MOSFET Power Amplifier Coursework help

[Ryth_cs]

Hey, I am an A2 Electronics student and need to prove that my MOSFET Power Amplifier is functional, image is attached.

I was told to use the P=V^2/R formula to prove that the power at the input is greater than that of the output.

I currently have no clue on how to use this formula to prove this, any help would be greatly appreciated.

I can give additional information of needed.

 

Cheers,

Ryan

[Crunchy Dragon]

12 minutes ago, Smiffy_ said:

the P=V^2/R formula

Power = Voltage squared, divided by Resistance?

 

I haven't taken an electronics course in a few years and my knowledge is pretty limited.

[Ryth_cs]

Just now, Crunchy Dragon said:

Power = Voltage squared, divided by Resistance?

 

I haven't taken an electronics course in a few years and my knowledge is pretty limited.

I'm aware of the formula just not on how to apply it to solve my problem.

[Crunchy Dragon]

Just now, Smiffy_ said:

I'm aware of the formula just not on how to apply it to solve my problem.

I'm asking if that was the correct interpretation of the formula since I wasn't sure.
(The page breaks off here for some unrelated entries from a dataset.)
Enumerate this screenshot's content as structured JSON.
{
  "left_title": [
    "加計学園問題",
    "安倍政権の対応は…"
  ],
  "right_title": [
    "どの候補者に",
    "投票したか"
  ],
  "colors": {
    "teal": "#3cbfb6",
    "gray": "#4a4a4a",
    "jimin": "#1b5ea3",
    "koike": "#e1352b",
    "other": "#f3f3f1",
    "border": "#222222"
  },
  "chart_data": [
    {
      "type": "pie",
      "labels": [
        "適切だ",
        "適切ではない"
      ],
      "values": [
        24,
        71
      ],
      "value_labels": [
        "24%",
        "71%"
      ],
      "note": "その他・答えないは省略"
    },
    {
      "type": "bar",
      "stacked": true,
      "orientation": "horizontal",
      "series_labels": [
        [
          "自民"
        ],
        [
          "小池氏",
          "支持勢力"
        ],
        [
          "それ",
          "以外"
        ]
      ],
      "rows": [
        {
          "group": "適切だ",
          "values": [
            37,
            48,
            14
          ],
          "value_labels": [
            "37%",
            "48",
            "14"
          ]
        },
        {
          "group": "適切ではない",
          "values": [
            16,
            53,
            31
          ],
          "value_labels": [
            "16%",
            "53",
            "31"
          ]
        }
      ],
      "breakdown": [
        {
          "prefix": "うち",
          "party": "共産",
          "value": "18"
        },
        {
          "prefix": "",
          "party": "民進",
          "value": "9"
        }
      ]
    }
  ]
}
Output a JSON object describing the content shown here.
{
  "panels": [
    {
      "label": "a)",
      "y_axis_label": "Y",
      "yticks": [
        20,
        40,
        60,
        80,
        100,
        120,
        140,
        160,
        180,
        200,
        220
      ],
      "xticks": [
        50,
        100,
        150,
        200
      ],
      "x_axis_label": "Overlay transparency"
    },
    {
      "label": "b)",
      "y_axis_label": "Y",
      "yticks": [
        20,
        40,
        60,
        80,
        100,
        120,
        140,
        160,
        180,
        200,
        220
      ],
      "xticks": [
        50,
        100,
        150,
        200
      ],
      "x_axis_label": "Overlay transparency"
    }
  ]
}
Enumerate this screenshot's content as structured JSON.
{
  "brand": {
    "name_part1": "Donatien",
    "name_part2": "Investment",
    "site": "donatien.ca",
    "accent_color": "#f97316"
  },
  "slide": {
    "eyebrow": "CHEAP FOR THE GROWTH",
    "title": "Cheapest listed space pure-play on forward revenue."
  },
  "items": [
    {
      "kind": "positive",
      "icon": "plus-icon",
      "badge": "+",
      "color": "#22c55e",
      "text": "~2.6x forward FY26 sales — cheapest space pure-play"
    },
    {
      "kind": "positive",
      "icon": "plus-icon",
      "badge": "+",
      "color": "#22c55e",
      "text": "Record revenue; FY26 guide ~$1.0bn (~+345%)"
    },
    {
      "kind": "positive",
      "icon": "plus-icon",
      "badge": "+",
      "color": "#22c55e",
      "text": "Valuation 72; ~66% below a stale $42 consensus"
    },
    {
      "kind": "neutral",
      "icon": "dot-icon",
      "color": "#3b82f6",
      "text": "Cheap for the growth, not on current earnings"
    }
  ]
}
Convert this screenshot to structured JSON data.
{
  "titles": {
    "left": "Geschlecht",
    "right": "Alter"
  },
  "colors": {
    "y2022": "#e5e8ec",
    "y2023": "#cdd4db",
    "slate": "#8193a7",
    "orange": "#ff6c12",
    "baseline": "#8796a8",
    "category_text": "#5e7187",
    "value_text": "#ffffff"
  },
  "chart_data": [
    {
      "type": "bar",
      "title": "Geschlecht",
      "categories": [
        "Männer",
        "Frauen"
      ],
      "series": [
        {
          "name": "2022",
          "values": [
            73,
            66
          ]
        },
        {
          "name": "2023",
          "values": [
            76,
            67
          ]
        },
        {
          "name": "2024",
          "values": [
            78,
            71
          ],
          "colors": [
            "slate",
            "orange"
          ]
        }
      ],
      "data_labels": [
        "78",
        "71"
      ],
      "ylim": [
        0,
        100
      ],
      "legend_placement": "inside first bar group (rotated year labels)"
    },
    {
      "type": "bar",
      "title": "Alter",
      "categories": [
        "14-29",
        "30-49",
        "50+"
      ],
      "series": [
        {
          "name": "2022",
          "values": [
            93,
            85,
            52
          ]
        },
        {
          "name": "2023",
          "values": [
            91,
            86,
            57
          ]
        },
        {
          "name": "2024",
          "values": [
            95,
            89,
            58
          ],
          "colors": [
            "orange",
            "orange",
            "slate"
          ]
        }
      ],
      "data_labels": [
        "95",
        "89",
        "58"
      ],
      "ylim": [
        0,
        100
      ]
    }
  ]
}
Sorry for not pointing it out.

[Ryth_cs]

2 minutes ago, Crunchy Dragon said:

I'm asking if that was the correct interpretation of the formula since I wasn't sure. Sorry for not pointing it out.

Oh yes it is, sorry for not realising.

[Unimportant]

1 hour ago, Smiffy_ said:

I was told to use the P=V^2/R formula to prove that the power at the input is greater than that of the output.

Surely you mean to prove that power at the output (relay) is greater then the input (MOSFET gate).

 

There's some information missing, such as the relay's coil resistance and the MOSFET Rds(on) but let's go worst case.

 

Let's ignore the fact that the MOSFET itself will have a huge input resistance at the gate and model the Gate-Source in the worst possible way, a short circuit. Even then we have at least the 2.1M gate resistance.

 

Assuming the gate is also being driven with 5V, and seeing the MOSFET Gate-Source as a short with 0 voltage drop, the full 5V has to drop over the 2.1M resistor, we get:

P = 5^2 / 2.1M = 0,000011905 Watt

of power dissipated in the gate resistor. As a side note, current will stop flowing into the MOSFET gate once it's been fully charged (barring some leakage current), but let's ignore that as well.

 

As for the output side, let us assume we have a really crappy MOSFET with a Rds(on) of 10 ohms. As for the relay's coil resistance, let's go by this datasheet that says 50 ohms.

The relay coil and MOSFET Rds(on) are in series and thus form 60 ohms, we get:

5^2 / 60 = 0,42 Watts of power dissipated in the output circuit total.

Of which (0,42 / 60) * 50 = 0,35 Watts in the relay and...
(0,42 / 60) * 10 = 0,07 Watts in the MOSFET.

And so, power in the output loop is much greater then in the input loop.